There was a panel discussion later in the evening and the four diamond sponsors of Pycon Africa, The Python Software Foundation(PSF), the Django UK Society, BriteCore, and Andela fielded questions about the role of African developers in the global tech space. Daniel Roy Greenfeld, the author of Two Scoops of Django and VP of Implementation Engineering at BriteCore shared a statistic about the number of engineers they currently have that are from Africa. I can’t remember the exact number but it was impressive.

The last talk of the day was a keynote by Anna Makarudze, VP of the Django Software Foundation on “What the African developer can do to increase Diversity in tech.”. Anna discussed what organisations can do to be more diverse.
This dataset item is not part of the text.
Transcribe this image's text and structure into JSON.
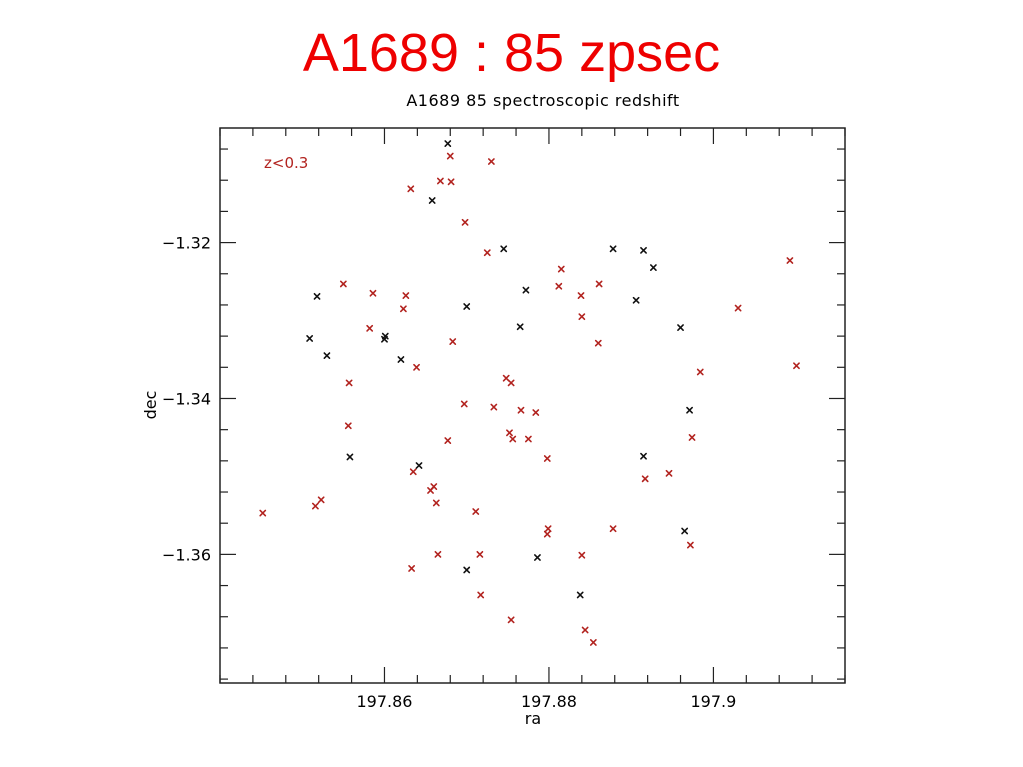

She mentioned things such as hiring diversity advocates, providing mentorship opportunities and offering financial aid. Anna’s talk didn’t focus only on what organisations can do but also touched on what individual underrepresented people in tech can do to increase the diversity in tech.

Unfortunately those are the only talks I attended on the first day, I spent the rest of the time in the Hallway Track meeting and talking to people. If you notice problems in the spelling and grammar in this post, I apologise, it is 1:30 AM and I’m tired and sleepy.